Most of us know that a healthy diet is rich in fruits, vegetables, whole grains, and fiber – and low in fat. In fact, it is recommended that fats make up no more than 25-35% of our daily calories. Keep in mind that fat contains more than twice the calories, gram for gram, than carbohydrate or protein. Then there is consideration of the type of fat in question: trans fats, saturated fats, unsaturated fats, hydrogenated fats, omega 3 fatty acids? It can certainly be confusing, but the particulars are worth getting to know as the differences can have a huge impact on your health.
Saturated Fats (Bad Fats)
Saturated fats are perhaps the easiest to understand, since these are fats that come from animals – think meat and dairy products. Saturated fats contain cholesterol. There are a few plant sources, such as coconut and palm oil.

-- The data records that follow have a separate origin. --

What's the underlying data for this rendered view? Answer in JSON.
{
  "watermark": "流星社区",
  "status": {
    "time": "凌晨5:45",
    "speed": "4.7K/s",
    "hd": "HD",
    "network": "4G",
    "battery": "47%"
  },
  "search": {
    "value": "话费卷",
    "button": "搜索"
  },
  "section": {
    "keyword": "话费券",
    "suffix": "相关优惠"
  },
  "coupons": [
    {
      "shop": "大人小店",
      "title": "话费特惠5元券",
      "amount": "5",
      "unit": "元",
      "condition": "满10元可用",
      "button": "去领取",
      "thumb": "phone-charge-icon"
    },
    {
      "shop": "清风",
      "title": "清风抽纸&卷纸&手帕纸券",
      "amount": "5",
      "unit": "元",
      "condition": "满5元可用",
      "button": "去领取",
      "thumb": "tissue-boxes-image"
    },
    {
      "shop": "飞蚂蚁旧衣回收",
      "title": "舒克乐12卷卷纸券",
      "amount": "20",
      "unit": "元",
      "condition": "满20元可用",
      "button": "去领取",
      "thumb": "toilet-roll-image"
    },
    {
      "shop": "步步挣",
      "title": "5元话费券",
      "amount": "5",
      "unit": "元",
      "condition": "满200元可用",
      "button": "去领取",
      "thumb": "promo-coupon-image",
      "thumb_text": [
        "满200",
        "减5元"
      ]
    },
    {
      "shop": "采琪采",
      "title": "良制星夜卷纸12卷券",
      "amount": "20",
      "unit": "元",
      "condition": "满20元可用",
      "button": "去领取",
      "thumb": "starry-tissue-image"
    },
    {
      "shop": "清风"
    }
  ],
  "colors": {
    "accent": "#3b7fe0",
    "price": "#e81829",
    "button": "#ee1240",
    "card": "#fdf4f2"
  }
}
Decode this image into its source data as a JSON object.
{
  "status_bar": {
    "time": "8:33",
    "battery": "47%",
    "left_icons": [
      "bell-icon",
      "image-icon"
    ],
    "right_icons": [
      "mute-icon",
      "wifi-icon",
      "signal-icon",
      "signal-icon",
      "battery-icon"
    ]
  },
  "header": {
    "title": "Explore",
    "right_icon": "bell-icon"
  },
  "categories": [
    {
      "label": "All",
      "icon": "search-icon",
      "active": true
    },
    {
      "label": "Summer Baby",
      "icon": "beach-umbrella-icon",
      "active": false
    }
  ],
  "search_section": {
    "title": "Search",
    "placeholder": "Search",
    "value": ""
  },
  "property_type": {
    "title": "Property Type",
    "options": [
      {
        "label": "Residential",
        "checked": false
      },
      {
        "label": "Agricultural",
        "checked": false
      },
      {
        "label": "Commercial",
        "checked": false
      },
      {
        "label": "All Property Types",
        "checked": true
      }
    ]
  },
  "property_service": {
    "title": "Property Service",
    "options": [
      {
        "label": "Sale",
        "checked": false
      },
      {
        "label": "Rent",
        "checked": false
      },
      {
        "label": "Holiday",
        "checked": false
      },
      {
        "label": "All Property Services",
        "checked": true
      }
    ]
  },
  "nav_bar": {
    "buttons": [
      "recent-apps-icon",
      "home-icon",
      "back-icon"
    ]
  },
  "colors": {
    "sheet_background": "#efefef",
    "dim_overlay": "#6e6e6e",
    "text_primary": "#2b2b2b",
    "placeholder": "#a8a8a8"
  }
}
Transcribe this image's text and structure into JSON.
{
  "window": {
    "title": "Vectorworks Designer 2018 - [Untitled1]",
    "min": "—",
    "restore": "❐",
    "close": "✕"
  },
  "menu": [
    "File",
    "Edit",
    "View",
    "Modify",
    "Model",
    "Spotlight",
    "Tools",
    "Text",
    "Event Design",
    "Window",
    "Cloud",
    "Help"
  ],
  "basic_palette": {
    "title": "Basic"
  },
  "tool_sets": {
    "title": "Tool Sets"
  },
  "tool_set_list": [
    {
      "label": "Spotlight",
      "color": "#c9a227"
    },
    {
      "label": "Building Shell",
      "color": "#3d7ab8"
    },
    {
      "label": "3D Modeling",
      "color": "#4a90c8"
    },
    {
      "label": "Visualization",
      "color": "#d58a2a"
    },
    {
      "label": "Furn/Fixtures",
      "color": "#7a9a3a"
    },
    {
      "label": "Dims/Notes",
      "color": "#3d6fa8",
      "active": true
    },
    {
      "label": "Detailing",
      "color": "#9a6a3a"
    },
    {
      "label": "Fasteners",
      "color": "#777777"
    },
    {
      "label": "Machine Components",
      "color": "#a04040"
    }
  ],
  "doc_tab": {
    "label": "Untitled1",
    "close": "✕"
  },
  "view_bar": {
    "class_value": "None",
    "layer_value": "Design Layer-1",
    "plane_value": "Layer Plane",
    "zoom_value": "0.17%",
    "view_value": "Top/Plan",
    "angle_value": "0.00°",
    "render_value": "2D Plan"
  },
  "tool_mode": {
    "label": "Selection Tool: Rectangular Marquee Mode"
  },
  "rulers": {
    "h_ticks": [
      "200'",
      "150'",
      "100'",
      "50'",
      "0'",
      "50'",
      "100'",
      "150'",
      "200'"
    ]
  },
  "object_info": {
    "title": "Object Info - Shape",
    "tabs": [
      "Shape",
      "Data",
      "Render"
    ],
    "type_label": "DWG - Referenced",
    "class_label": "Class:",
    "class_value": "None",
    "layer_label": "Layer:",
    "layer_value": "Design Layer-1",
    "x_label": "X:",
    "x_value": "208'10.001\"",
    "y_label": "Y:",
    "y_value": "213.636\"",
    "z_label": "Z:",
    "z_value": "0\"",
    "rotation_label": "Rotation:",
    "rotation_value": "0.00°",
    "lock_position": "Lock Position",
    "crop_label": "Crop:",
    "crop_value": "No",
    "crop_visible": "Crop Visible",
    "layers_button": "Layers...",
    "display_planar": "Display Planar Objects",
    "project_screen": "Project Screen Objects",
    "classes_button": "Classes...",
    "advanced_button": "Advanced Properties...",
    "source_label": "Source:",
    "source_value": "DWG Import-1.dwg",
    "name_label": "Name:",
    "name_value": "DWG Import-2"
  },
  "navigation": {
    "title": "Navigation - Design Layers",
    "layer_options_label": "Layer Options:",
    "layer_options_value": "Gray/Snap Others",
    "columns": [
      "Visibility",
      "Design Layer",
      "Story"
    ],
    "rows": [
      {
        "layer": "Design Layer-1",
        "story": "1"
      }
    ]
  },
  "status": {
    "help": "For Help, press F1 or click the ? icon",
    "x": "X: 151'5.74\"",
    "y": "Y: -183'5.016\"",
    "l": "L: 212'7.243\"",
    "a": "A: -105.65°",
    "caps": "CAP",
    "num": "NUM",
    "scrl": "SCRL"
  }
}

Unsaturated Fats (Good Fats)
Unsaturated fats come in two varieties, polyunsaturated and monounsaturated. These fats are found in fish, nuts, seeds, and oils from plants. These fats may help to reduce cholesterol, especially when used in place of their saturated counterparts, such as when we replace butter with olive oil in a recipe.
Trans Fats/Hydrogenated Fats (Good Fats gone BAD!)
Hydrogenation is a process that turns unsaturated fats (good fats) into hydrogenated or trans fats (very bad fats). Hydrogenation produces products such as stick margarine, shortening, and some cooking oils (partially hydrogenated and hydrogenated vegetable oils). Trans fats are insidious in our diets; they sneak their way into many baked goods as well as fried foods. In a large study of women, the most common sources of trans fat were margarine; beef,pork or lamb as main course; cookies; and white bread. Though they do not contain cholesterol, they still cause bad cholesterol to rise in our bodies, maybe even more than the cholesterol-containing saturated fats. To add insult to injury, they may also decrease good cholesterol. It is recommended that trans fat constitute no more than 1% of our diet.
Since 2006, trans fat content must be listed on nutrition labels. This can be enormously helpful when shopping; my family discovered a formerly beloved pancake mix contained trans fat. Eating out can still be perilous, however, as there is no labeling requirement at this time. Hydrogenated vegetable oil is typically used to prepare commercially fried foods. Keep in mind these products can still be labeled as ‘cholesterol free’ and ‘cooked in vegetable oil.’ One order of fast food French fries easily exceeds the daily recommended intake of trans fats by several times!
Now that you know the skinny on different fats, use the following American Heart Association guidelines to keep your family eating and feeling well.
- Use naturally occurring, unhydrogenated vegetable oils such as canola, safflower, sunflower or olive.
- Avoid saturated fat in your diet. Limit total fat to between 25 and 35% of calories, mostly from unsaturated sources (fish, nuts, seeds, vegetable oils)
- Read labels and select processed foods made with unhydrogenated oil rather than partially hydrogenated or hydrogenated oils, or saturated fats.
- Use soft margarine instead of butter and choose liquid or tub varieties over harder stick forms. Look for “0g trans fat” on label.
- Don’t eat fried or baked goods often as they tend to be high in trans fat. French fries, doughnuts, cookies, cracker, muffins, pies and cakes are examples.
- Limit commercially fried foods and baked goods as they are usually very high in fat in general, and it is often hydrogenated or trans fat.
- Avoid fried fast foods. They are usually cooked in hydrogenated products and are very high in trans fat.
- Use fat-free and low-fat dairy products.
Again, a diet rich in fruits, vegetables, whole grain and high–fiber foods is also recommended. The American Heart Association has great information on keeping you and your family healthy.